8 Tidying dataframes using Package tidyr
This chapter explores the package tidyr
which is part of the tidyverse
set of packages.
This package is an essential tool collection in the process of organizing you data in a tidy way.
A dataset is considered tidy when it is formed according to these rules:
- Each variable has its own column.
- Each observation has its own row.
- Each value has its own cell.
Why do we want tidy data?
- Because the entire tidyverse works with tidy data, especially the ggplot2 package.
- Pivoting data is also often used to make specific data representations for other purposes.
- Finally: we often receive “dirty” data that needs to be processed in order to be able to carry out our analyses.
Here is an example dataset, downloaded from the WHO website here Note: the original data was exported from Excel to csv, and a text editor was used to replace single quote occurrences (“’”) with an underscore. Otherwise, data will be corrupted.
The data concerns disease occurrences for two diseases: measles and rubella (“rode hond” in Dutch). Suppose I would like to analyse distribution and timeline of these two diseases, in relation to each other. There are two problems here: 1. The data needs to be clean 2. The data needs to be combined from two files into one dataframe.
Let’s start with the first: measles. Here is part of the measles data. It is not tidy. Why not?

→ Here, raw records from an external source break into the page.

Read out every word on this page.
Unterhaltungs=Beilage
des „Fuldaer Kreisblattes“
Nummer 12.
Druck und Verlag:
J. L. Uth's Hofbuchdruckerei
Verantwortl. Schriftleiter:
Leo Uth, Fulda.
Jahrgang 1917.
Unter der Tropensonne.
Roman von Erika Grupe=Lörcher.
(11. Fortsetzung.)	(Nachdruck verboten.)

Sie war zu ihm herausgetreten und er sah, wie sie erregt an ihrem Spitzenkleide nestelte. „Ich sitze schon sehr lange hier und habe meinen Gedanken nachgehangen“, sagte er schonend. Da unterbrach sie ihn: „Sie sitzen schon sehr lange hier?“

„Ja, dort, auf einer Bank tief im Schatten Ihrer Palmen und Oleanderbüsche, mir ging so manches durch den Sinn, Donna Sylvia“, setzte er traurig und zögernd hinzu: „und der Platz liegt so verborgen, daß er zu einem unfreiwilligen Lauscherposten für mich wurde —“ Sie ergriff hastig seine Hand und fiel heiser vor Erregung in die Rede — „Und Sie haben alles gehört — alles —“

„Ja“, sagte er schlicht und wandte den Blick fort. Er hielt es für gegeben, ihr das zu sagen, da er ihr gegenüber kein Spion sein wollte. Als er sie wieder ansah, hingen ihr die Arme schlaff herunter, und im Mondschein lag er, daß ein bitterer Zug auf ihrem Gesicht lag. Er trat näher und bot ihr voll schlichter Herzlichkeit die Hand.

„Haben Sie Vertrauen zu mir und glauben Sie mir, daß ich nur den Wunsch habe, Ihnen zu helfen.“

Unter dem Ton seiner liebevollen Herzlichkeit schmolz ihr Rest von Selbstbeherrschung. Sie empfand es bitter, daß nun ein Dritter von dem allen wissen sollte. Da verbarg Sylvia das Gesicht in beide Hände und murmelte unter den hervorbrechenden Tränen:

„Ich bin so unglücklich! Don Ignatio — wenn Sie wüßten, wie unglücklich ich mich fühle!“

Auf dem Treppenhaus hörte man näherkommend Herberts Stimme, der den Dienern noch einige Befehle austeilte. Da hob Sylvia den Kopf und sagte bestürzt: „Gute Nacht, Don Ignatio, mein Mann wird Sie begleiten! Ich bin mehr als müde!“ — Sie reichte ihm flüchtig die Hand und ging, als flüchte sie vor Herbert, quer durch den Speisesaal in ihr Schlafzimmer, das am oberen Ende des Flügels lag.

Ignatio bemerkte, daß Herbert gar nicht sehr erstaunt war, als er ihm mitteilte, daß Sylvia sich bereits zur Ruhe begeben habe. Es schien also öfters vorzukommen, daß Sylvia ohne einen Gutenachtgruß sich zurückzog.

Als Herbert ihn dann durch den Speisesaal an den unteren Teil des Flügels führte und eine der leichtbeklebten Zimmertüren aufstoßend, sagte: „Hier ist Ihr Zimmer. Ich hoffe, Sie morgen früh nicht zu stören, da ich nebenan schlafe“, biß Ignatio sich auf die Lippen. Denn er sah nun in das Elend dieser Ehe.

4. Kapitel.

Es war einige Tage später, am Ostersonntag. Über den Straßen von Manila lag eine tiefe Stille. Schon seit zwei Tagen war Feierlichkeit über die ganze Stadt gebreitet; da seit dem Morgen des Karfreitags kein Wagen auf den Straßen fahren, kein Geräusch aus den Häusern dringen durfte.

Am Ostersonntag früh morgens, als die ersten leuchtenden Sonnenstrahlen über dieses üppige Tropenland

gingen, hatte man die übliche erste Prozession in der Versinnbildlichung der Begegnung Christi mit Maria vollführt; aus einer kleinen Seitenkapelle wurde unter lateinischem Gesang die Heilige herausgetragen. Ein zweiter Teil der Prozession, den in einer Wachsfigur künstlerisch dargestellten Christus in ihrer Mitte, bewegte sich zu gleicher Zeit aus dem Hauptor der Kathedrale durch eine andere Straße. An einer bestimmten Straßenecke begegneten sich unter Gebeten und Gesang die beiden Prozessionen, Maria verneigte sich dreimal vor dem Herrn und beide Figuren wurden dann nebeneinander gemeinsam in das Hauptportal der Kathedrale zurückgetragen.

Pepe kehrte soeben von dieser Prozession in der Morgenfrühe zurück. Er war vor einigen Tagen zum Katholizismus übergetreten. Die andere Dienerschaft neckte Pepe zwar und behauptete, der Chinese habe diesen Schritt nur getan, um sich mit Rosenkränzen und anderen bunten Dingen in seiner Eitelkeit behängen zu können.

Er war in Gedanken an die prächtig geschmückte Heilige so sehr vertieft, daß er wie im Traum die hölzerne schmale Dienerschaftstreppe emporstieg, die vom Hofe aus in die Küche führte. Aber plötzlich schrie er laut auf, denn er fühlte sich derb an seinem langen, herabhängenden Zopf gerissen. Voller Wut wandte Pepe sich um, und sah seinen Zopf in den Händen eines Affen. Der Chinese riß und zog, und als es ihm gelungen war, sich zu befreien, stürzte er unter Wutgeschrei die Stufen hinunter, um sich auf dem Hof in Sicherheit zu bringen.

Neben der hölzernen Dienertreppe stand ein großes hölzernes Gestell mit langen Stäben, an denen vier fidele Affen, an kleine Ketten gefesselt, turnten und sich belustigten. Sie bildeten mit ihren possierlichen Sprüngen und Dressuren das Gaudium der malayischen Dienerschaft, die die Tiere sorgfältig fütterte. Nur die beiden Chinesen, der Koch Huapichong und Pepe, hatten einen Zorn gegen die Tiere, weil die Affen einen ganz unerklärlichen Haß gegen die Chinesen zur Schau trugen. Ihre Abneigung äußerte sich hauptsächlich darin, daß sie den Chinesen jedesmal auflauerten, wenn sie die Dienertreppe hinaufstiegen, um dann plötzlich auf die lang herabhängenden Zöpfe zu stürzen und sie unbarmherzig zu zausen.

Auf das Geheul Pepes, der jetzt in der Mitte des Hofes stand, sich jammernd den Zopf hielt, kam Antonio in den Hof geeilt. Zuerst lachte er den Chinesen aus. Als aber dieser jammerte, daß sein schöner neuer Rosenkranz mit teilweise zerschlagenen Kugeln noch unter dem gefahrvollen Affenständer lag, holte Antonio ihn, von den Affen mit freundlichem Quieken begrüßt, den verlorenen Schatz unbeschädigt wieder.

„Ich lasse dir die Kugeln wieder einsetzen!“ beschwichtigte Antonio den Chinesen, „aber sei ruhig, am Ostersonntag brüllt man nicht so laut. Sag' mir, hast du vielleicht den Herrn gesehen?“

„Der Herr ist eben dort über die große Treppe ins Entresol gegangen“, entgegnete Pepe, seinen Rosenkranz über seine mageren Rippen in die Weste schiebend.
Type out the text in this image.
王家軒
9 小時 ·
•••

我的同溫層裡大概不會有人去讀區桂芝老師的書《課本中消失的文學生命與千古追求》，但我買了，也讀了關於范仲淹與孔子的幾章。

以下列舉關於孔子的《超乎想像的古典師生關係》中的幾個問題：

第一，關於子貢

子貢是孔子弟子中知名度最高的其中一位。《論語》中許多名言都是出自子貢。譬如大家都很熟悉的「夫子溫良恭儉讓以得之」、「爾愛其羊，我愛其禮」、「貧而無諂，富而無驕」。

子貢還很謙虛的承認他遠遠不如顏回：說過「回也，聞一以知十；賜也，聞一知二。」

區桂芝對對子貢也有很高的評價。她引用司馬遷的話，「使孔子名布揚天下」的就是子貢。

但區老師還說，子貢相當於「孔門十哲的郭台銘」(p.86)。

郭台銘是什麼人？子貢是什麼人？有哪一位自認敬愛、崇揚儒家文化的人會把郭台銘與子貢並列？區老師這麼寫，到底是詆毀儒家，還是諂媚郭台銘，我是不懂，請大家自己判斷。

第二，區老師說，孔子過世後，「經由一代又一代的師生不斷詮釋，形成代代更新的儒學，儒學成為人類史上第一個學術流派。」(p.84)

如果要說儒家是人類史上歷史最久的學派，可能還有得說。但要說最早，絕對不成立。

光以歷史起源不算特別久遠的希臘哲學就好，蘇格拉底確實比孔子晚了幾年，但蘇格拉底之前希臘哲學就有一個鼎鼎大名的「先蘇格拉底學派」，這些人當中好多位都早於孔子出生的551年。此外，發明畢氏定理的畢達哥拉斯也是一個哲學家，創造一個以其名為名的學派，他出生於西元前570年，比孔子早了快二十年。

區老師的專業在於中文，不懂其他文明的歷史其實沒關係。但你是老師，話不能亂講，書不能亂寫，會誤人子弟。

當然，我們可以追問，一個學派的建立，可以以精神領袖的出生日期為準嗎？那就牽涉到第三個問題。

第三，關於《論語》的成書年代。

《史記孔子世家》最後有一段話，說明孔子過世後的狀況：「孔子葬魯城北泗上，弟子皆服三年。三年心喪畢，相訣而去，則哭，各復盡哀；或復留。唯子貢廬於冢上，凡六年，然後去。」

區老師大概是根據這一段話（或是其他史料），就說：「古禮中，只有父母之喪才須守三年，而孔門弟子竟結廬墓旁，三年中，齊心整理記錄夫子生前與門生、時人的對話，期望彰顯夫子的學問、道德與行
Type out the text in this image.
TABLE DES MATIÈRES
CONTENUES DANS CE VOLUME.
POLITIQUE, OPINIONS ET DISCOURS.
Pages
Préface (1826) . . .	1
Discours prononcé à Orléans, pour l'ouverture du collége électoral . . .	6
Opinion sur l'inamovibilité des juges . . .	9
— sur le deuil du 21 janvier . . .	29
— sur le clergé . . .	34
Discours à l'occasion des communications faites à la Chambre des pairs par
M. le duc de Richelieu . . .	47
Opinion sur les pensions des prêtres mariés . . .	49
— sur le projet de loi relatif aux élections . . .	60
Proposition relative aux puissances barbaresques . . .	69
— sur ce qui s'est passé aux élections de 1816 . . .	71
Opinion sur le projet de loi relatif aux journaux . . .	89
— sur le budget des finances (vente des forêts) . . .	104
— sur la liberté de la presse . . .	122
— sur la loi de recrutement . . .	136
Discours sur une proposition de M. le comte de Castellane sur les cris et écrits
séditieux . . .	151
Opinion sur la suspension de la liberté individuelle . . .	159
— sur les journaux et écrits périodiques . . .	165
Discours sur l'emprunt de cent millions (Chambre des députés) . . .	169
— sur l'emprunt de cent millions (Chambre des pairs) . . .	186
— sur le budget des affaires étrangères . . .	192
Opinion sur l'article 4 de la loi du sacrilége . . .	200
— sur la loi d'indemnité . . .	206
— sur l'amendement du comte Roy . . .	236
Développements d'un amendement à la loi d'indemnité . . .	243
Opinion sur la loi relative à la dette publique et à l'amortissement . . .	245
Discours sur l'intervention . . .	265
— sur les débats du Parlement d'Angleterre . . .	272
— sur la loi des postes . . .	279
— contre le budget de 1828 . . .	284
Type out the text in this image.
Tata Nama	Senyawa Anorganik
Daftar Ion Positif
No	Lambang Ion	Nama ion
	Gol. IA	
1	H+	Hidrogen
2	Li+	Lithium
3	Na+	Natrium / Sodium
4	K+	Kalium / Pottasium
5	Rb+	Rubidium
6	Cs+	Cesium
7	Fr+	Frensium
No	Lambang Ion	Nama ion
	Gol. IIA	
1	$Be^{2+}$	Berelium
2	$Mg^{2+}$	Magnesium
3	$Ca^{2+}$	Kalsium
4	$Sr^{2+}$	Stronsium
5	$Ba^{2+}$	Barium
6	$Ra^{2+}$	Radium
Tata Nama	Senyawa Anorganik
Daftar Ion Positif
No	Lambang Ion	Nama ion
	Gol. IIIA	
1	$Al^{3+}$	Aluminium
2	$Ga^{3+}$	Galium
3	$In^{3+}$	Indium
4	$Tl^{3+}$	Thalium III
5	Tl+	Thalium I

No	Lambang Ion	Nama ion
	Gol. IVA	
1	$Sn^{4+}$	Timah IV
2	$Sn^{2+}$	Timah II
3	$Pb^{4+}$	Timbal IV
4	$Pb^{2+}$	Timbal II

Region | ISO3 | Country | Year | January | February | March |
---|---|---|---|---|---|---|
AFR | AGO | Angola | 2011 | 17 | 19 | 37 |
AFR | AGO | Angola | 2012 | 373 | 289 | 381 |
AFR | AGO | Angola | 2013 | 725 | 646 | 734 |
AFR | AGO | Angola | 2014 | 1161 | 1101 | 1319 |
AFR | AGO | Angola | 2015 | 4 | 15 | 0 |
AFR | AGO | Angola | 2016 | 3 | 2 | 0 |
AFR | AGO | Angola | 2017 | 1 | 7 | 2 |
AFR | AGO | Angola | 2018 | 3 | 5 | 8 |
AFR | AGO | Angola | 2019 | 120 | 94 | 281 |
AFR | BDI | Burundi | 2011 | 6 | 2 | 8 |
AFR | BDI | Burundi | 2012 | 4 | 3 | 10 |
AFR | BDI | Burundi | 2013 | 0 | 0 | 0 |
AFR | BDI | Burundi | 2014 | 0 | 0 | 0 |
AFR | BDI | Burundi | 2015 | 0 | 0 | 2 |
AFR | BDI | Burundi | 2016 | 0 | 0 | 0 |
The monthly counts are in separate columns. However, they are really all the same variable: measles cases. So this data needs to be tidied: There should be only one column called “cases” and another column called “month”. Or maybe even a single column “Date”? Because year and month are actually elements of a single unit of course. We’ll leave that for a later chapter.
8.1 The pivot_longer()
function
Tidying has never been simpler, using the pivot_longer
function:
measles_tidy <- pivot_longer(data = measles,
cols = 5:16,
names_to = "Month",
values_to = "Cases")
knitr::kable(head(measles_tidy, n=15))
Region | ISO3 | Country | Year | Month | Cases |
---|---|---|---|---|---|
AFR | AGO | Angola | 2011 | January | 17 |
AFR | AGO | Angola | 2011 | February | 19 |
AFR | AGO | Angola | 2011 | March | 37 |
AFR | AGO | Angola | 2011 | April | 41 |
AFR | AGO | Angola | 2011 | May | 11 |
AFR | AGO | Angola | 2011 | June | 8 |
AFR | AGO | Angola | 2011 | July | 5 |
AFR | AGO | Angola | 2011 | August | 4 |
AFR | AGO | Angola | 2011 | September | 32 |
AFR | AGO | Angola | 2011 | October | 10 |
AFR | AGO | Angola | 2011 | November | 8 |
AFR | AGO | Angola | 2011 | December | 0 |
AFR | AGO | Angola | 2012 | January | 373 |
AFR | AGO | Angola | 2012 | February | 289 |
AFR | AGO | Angola | 2012 | March | 381 |
In the pivot_longer
function, you provide three pieces of information:
You need to tell which columns to collect the data and headers from. Here, all the month columns are collected:
cols = 5:16
. you can also use the names of the columns you want to gather.The name of the column to hold the “old” column headers:
names_to
. This is the name of the newly created column that will hold the information that is now present in the column headers that you are going to collect - in this case, the months names January-December. Hence,names_to = Month
.The name for
values_to
. Thevalue_to
argument is the name of the column that will hold the actual measurements. In this case, the number of cases from each of the 12 month columns will be “gathered” in this column. Hence,values_to = Cases
.
The result is a “flattened but elongated” data structure. All data from the non-gathered columns (Region
, ISO3
, Country
, and Year
) will be expanded/duplicated for each of the 12 month rows that will be created.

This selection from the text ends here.